The gall, the nerve, the absolute impudence of New Mexico Lottery Authority Executive Director David Barden to ask the state Legislative Finance Committee to consider cutting Lottery Scholarships so that Barden can increase prizes.

    It really should come as no surprise. Barden’s modis operendi has always been, “cut scholarships, increase my pay and prizes,” in that order.

    Barden has become a perennial fixture in the Roundhouse, each spring asking to give New Mexico students' tuition a hair cut, by lowering the 30 percent threshold for scholarships. He argues more and bigger prizes will boost the overall scholarship dollar amount, while lowering the percentage paid.

    That falls under President George Bush’s “fuzzy math” description.

    What should infuriate the governor, who selects the Authority board, is that Barden just got a big fat raise, which came at the expense of prize payouts, because he couldn’t take it from scholarships.

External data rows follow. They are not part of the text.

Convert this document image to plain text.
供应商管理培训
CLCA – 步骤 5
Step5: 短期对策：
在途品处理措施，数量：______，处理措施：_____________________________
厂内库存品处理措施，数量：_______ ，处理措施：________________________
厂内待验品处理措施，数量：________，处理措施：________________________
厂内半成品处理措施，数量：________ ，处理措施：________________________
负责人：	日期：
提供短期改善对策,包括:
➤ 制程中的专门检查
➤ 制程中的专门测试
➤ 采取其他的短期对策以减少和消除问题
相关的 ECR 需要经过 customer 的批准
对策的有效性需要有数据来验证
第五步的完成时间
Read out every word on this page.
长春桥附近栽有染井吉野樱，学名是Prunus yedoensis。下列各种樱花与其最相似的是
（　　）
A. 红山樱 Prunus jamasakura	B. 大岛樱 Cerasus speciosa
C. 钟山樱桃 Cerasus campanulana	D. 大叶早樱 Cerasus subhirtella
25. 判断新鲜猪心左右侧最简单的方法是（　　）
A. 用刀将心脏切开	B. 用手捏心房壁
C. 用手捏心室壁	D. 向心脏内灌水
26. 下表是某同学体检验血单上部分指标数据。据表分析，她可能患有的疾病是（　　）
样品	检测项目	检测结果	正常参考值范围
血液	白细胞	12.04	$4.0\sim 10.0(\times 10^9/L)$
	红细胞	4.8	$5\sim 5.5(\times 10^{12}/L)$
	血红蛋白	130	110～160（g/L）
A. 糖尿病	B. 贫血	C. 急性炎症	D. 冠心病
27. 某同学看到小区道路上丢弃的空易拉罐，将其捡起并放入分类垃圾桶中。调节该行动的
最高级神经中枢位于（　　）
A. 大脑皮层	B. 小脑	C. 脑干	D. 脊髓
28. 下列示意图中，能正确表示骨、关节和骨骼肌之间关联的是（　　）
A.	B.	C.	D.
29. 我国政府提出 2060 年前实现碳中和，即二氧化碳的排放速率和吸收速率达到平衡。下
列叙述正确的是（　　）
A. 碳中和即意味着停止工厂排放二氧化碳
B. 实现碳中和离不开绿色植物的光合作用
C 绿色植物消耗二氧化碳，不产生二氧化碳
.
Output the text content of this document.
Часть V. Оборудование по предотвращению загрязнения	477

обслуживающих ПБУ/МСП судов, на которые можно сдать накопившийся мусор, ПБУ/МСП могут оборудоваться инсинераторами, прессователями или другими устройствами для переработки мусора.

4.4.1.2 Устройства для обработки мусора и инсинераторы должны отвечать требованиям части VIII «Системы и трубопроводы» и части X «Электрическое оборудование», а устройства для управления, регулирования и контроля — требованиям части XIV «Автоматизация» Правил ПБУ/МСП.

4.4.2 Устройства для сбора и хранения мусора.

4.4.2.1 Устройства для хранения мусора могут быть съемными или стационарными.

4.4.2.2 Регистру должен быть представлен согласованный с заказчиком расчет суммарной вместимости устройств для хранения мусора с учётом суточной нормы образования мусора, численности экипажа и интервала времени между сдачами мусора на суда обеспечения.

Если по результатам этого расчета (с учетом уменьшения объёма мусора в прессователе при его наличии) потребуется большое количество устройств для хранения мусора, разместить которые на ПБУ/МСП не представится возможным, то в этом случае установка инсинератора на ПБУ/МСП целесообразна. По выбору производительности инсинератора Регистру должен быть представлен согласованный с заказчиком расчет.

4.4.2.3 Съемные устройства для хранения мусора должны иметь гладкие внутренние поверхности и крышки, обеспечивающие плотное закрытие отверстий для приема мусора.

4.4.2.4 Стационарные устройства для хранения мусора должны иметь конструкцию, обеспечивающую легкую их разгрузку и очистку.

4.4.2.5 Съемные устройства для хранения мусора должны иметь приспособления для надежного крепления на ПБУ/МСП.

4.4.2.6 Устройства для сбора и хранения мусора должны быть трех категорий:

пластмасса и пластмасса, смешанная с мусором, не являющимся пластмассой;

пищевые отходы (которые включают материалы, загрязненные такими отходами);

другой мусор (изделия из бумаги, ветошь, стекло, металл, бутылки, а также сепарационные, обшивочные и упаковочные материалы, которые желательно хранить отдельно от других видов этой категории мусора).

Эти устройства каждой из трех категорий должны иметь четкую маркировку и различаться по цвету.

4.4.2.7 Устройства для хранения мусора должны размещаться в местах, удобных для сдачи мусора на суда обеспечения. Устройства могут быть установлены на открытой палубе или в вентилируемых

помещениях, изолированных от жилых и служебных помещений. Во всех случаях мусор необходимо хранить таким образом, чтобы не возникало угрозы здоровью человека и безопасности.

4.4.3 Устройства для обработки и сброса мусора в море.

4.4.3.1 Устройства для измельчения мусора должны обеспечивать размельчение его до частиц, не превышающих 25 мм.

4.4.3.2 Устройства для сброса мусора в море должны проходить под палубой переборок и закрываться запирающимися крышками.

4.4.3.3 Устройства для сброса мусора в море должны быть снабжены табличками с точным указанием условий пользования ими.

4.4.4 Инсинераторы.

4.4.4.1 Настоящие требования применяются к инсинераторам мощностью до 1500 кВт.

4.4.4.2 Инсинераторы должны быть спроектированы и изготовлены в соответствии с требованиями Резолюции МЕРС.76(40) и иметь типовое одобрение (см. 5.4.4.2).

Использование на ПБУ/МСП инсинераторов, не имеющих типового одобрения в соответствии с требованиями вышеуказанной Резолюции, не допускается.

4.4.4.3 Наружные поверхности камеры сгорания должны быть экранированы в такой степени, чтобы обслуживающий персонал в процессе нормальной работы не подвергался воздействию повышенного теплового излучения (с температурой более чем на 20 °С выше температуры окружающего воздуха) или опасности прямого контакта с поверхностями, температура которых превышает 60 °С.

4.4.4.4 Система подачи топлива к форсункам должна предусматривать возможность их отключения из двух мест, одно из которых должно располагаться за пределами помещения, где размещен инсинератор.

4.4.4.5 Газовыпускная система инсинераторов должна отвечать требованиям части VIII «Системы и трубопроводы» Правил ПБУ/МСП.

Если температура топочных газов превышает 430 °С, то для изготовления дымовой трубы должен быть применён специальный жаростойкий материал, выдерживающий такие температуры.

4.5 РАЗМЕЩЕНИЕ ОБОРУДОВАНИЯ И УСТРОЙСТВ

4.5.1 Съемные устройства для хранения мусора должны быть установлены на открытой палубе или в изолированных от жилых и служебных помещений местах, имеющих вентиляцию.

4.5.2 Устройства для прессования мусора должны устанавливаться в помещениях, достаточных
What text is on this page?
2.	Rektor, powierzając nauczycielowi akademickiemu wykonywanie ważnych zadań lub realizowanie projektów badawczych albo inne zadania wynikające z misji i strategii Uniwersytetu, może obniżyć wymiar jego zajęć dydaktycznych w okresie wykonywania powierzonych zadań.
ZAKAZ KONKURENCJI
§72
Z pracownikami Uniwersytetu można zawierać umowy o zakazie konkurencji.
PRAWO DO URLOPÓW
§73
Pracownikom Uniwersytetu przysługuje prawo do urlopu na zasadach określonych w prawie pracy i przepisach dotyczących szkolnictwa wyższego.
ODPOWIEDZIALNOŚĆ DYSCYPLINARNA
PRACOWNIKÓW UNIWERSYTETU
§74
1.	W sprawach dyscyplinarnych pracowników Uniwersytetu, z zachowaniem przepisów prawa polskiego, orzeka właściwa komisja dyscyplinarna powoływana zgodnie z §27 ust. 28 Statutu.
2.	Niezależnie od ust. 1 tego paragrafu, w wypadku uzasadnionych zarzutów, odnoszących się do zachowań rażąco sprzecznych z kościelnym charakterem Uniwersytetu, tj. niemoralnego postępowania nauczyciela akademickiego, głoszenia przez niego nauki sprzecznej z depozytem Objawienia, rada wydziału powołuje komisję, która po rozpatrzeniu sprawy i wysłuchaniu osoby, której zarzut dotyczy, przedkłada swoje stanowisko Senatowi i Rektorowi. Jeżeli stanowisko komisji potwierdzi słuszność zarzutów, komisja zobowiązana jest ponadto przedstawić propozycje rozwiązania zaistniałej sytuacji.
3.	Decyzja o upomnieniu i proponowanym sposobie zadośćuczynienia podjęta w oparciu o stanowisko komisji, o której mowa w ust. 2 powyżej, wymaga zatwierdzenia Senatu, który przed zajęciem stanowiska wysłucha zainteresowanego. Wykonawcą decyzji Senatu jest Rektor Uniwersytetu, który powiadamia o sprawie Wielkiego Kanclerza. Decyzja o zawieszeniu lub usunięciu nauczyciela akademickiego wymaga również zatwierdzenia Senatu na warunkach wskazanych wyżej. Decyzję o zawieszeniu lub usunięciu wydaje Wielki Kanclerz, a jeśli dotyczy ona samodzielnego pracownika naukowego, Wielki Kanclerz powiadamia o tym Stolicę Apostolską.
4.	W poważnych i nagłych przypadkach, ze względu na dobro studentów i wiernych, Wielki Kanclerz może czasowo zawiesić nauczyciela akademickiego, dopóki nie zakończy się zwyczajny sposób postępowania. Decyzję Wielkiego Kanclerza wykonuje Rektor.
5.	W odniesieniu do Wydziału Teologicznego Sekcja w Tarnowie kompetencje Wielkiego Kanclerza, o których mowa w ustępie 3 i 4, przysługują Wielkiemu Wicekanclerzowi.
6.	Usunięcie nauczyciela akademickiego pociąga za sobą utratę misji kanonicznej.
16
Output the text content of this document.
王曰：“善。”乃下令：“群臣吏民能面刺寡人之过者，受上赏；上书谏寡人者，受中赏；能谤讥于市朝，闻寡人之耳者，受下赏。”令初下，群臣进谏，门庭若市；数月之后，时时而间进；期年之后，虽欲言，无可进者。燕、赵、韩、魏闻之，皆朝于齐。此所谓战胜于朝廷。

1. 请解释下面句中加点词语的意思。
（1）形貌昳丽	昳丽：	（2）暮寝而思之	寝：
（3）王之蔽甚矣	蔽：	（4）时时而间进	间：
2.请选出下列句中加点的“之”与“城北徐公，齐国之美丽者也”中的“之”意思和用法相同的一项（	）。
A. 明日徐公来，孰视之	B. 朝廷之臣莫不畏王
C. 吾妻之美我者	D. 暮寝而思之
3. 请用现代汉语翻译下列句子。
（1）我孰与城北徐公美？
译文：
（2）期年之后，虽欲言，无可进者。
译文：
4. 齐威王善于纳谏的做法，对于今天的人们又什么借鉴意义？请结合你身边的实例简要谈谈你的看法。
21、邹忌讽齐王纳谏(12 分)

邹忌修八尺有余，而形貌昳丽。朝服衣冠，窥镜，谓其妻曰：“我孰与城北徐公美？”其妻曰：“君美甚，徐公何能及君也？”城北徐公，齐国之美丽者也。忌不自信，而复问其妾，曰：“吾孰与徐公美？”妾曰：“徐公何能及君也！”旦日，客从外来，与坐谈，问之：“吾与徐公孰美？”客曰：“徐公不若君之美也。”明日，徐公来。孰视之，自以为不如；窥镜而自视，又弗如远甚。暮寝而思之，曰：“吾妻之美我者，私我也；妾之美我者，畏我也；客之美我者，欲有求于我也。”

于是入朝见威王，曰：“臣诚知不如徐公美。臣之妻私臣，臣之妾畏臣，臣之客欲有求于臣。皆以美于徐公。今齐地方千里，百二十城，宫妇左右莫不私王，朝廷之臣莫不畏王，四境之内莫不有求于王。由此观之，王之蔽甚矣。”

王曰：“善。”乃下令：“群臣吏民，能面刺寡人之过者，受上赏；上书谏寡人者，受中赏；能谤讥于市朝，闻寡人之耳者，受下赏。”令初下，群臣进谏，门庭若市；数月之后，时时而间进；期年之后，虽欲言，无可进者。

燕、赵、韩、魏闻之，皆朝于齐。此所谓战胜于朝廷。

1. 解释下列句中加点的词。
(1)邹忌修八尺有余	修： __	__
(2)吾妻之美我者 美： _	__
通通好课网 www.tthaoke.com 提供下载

Just a few months ago Barden received a 26 percent raise, taking his annual salary from $179,000 to $225,000.

    He argues New Mexico’s lottery payouts are the lowest in the country. We don’t doubt that. We have one of the smallest lotteries in the nation and one that is set up to benefit students going to college. We also have a relatively small population, a smaller group of people playing the lottery and a high rate of people living in poverty.

    We’ve all heard the crazy statistics about winning the lottery. It’s compared to lightning strikes, shark attacks and asteroid collisions.

    We don’t have an answer to Barden’s search for increased play. Perhaps it’s a good thing that money spent on the lottery is down. That means people are using their money wisely, caring for needs, instead of lofty lottery dreams.

    We get a session off from Barden’s ludicrous requests. He said he would not seek the change during the upcoming short session, focused on budget issues. It begs the question why he showed up in front of the Committee at all, other than to rattle cages, a feat at which he was successful.